Quand la carte de bibliothèque devient une carte “ville”
Bibliotheca a également équipé le site en automates, en puces RFID, en portiques RFID et en cartes RFID pour les lecteurs. La prochaine étape : ajouter d’autres services à cette carte d’abonné et intégrer par exemple les transports urbains, la cantine scolaire, etc. La carte de bibliothèque a vocation à devenir une carte ville. La sécurité étant au coeur de ce projet, d’autres équipements de contrôle et de préservation ont été installés. Le globe terrestre, par exemple, a été placé dans une vitrine sous atmosphère contrôlée fournie par le PME italienne Goppion (qui équipe Le Louvre). “Nous bénéficions également d’un dispositif de vidéosurveillance et plusieurs agents de sécurité veillent au grain” signale l’informaticien.
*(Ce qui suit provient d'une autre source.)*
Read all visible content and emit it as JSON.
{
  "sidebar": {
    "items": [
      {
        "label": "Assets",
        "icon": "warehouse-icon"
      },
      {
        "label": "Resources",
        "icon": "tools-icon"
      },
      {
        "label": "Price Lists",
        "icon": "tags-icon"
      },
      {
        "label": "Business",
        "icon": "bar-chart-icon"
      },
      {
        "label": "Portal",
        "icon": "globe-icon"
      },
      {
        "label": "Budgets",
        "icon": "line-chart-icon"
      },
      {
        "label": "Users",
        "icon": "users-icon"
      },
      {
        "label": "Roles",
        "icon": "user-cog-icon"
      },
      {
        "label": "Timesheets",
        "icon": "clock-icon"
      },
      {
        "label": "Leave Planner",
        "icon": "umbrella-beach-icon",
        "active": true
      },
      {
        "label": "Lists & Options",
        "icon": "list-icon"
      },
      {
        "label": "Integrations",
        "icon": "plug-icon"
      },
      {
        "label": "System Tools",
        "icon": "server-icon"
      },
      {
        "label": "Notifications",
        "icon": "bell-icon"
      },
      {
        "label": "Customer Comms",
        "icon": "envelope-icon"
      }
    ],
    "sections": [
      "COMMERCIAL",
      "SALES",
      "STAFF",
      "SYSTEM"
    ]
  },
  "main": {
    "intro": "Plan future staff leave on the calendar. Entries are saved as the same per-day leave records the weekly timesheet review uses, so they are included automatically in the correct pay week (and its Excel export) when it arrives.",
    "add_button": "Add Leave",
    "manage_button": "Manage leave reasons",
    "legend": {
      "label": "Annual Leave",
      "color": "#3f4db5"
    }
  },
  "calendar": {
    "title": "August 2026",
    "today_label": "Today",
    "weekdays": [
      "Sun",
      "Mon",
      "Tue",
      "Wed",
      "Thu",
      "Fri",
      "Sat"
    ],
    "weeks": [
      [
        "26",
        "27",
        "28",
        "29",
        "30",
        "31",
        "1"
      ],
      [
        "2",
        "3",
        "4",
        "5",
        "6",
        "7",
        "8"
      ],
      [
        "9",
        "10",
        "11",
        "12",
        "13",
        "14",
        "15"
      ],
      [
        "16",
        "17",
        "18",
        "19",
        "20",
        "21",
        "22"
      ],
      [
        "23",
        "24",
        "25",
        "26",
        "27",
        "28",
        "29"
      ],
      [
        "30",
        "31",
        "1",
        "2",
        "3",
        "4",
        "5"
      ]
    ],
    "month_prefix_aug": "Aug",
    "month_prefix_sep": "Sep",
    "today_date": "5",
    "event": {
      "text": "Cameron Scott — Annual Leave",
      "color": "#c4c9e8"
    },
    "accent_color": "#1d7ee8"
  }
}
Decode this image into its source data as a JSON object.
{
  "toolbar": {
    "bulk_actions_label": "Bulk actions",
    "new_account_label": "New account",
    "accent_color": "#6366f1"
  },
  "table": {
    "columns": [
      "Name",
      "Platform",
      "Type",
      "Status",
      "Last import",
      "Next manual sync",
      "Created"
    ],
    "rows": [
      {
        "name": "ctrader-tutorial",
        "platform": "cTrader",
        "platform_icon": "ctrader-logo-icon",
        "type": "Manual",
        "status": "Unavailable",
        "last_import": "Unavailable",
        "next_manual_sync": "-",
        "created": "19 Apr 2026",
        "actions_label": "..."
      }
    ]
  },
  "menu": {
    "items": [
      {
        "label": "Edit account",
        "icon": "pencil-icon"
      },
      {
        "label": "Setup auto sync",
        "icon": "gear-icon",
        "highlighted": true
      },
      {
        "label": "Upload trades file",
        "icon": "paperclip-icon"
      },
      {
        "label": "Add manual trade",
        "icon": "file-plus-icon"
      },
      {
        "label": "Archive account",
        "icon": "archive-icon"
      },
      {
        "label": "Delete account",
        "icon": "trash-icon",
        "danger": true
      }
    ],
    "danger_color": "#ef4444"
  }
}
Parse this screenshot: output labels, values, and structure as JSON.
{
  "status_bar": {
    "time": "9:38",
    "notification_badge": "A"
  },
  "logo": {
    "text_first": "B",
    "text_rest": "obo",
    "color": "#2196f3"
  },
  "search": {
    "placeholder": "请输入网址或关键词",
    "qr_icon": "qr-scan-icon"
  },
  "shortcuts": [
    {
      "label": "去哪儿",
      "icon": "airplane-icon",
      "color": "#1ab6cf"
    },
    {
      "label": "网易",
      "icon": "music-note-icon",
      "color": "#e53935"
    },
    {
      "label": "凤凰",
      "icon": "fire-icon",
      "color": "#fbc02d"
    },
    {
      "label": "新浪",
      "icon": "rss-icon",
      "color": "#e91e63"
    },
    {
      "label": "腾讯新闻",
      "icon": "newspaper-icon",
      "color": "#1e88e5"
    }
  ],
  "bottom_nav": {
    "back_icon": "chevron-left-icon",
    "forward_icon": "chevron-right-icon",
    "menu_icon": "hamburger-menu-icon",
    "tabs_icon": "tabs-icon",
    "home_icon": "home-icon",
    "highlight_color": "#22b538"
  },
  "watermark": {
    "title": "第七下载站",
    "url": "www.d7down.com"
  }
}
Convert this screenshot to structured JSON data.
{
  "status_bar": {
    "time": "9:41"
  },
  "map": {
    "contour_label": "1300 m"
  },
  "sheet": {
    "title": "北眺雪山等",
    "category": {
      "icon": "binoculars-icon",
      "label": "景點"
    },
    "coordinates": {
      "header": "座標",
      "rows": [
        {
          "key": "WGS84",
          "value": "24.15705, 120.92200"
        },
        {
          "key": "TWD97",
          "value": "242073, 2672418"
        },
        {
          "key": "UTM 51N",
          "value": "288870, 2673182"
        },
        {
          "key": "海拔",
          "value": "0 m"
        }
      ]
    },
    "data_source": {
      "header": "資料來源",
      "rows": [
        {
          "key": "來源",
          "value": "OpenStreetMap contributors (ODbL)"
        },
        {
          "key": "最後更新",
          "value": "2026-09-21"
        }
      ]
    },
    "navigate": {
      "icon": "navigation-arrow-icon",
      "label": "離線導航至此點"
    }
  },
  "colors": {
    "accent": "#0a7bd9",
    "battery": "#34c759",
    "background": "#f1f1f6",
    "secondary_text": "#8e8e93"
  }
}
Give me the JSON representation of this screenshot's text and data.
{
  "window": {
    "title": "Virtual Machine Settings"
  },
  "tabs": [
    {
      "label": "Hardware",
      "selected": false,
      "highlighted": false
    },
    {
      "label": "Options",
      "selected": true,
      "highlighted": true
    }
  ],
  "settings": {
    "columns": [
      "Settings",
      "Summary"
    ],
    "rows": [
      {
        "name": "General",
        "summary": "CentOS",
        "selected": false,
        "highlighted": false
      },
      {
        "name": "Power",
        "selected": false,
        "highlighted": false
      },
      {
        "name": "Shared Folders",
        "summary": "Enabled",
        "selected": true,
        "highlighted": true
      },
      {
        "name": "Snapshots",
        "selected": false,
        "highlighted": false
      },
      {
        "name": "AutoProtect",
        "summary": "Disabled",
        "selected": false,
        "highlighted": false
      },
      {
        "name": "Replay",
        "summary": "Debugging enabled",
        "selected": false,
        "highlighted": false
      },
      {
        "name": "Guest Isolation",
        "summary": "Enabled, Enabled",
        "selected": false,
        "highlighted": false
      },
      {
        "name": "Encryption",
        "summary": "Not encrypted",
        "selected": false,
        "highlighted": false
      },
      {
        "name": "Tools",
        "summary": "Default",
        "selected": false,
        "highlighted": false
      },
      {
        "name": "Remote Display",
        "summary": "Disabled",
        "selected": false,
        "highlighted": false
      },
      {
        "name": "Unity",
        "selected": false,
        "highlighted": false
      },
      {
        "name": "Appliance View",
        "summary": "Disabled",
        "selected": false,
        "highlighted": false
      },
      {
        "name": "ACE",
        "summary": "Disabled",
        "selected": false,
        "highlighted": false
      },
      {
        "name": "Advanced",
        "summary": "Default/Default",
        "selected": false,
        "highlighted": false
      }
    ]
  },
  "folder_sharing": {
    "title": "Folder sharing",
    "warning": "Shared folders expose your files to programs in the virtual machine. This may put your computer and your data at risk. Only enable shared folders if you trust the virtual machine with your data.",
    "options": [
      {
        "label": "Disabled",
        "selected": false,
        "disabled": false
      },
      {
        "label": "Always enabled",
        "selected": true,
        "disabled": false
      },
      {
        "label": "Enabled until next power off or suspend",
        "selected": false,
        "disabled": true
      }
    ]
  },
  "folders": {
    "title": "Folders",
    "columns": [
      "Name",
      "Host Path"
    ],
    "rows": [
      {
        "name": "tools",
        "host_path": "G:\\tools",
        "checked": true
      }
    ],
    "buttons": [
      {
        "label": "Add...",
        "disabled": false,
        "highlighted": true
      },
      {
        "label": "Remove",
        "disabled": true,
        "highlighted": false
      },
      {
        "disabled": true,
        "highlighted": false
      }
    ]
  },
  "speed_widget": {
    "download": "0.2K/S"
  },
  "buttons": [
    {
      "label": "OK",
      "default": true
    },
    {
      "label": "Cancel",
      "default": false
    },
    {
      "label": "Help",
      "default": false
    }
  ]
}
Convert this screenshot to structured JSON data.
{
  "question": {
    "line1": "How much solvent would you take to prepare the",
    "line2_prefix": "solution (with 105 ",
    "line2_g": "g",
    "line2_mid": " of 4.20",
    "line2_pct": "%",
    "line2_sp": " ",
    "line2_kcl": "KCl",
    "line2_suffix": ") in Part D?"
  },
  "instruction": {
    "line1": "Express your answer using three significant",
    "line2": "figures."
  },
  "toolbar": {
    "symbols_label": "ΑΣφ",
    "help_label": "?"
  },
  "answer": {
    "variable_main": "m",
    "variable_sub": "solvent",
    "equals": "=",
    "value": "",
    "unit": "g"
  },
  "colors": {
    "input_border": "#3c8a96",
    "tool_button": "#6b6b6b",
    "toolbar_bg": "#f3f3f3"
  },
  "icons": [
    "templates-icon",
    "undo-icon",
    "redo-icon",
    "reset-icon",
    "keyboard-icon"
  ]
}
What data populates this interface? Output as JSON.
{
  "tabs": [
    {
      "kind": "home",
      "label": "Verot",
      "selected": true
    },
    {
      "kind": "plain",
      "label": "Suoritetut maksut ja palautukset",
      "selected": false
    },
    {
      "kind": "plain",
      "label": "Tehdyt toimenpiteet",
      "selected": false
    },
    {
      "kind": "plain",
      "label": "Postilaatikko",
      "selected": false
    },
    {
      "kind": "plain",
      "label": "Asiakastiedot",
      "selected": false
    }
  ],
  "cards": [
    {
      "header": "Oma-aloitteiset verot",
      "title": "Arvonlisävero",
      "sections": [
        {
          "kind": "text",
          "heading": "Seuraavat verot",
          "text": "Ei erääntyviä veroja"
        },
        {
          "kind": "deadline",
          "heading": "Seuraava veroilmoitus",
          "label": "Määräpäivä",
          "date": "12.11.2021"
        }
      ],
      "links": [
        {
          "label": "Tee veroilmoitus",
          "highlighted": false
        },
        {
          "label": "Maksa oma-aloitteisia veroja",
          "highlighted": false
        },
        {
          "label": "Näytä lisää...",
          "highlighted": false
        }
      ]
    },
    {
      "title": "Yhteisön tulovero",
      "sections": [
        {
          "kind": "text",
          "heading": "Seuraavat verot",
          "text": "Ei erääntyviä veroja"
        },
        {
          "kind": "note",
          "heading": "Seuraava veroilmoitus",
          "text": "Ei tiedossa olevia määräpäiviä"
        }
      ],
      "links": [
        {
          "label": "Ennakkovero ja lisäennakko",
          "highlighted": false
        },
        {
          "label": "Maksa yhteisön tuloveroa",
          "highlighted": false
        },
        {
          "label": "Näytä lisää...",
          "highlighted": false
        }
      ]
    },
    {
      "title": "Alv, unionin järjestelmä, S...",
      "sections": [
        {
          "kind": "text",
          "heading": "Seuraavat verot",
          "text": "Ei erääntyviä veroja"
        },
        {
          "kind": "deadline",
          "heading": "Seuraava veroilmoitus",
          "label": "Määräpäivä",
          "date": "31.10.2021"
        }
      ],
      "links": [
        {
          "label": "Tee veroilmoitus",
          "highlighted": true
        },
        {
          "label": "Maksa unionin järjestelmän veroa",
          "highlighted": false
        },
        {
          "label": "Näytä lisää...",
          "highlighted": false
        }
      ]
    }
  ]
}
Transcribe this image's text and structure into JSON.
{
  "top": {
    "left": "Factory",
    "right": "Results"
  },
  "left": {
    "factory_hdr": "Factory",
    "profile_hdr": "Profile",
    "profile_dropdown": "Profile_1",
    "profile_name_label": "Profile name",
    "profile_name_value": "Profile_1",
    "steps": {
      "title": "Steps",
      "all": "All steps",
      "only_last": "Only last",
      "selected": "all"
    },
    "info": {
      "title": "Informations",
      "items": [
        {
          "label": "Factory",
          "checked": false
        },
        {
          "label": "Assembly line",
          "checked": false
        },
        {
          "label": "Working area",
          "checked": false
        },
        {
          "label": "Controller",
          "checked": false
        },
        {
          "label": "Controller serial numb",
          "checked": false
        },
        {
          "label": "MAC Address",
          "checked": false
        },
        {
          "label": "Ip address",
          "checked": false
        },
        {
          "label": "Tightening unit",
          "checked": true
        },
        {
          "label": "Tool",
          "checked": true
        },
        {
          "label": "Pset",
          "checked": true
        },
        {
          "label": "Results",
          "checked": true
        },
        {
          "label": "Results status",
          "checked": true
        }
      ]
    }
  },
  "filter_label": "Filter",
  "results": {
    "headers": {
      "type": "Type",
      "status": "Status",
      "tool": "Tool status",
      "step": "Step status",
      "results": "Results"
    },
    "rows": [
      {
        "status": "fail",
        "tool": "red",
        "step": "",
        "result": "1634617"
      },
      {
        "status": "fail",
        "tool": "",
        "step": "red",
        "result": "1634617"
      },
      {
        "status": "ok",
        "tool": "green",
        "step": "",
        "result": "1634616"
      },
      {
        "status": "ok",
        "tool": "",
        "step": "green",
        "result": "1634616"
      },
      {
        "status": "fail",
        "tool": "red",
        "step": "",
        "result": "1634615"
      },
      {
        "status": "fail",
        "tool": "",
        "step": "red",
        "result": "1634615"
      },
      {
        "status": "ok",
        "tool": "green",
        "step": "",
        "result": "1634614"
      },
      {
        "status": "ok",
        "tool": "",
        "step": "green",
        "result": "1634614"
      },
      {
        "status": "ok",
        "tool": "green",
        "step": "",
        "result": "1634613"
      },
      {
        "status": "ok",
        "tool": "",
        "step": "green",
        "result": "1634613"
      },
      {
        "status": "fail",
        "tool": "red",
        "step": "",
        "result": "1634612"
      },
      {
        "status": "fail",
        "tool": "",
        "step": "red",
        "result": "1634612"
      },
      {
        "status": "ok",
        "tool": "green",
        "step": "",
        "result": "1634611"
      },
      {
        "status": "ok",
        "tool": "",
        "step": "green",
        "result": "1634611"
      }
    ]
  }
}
Contraintes architecturales et historiques
Précisons que la grande majorité du fonds de cette bibliothèque publique est constituée d’ouvrages neufs qu’il a fallu équiper des fameuses puces RFID Bibliotheca. Et avec près de 65 000 ouvrages référencés, l’opération a pris énormément de temps. Tout comme le déménagement en lui-même. “Nous avons par ailleurs lancé un autre appel d’offres pour les portiques antivol, reprend M. Marin. Comme le site est classé monument historique, nous ne pouvions pas faire n’importe quoi et il était impossible de réinstaller les systèmes de sécurité déjà présents. Il nous fallait un système capable d’être efficace avec 1m60 d’espacement entre deux portiques”. Bibliotheca était finalement le seul fournisseur capable de répondre à cette exigence, et ce, grâce au design de leur antenne RFID. Le fournisseur offrait également la possibilité de personnaliser les automates, aussi bien en termes de coloris que d’interface pour qu’ils puissent se fondre le plus discrètement possible dans le décor. “Nous souhaitions également disposer d’un système scalable offrant la possibilité d’activer ou non certaines fonctionnalités, comme par exemple passer d’un automate de prêt simple à un automate de prêt/retour, ou inversement, poursuit M. Marin. Nous avons donc réparti les automates dans l’espace pour que tout le monde puisse effectuer ses opérations simplement et partout”.
Des abonnés en forte hausse
Ouverte depuis novembre 2017, cette bibliothèque nouvelle génération a déjà enregistré plus de 120 000 visiteurs et a surtout vu son parc d’abonnés passer de 1 500 (avant les travaux) à près de 10 000 aujourd’hui. Près de 9000 personnes ont même assisté à l’inauguration. Quant à la tranche 1B (qui comprend la salle d’exposition, le hall d’accueil mixte, etc.), elle devrait être livrée cet automne. Pour la tranche “musée”, il faudra patienter jusqu’en 2020.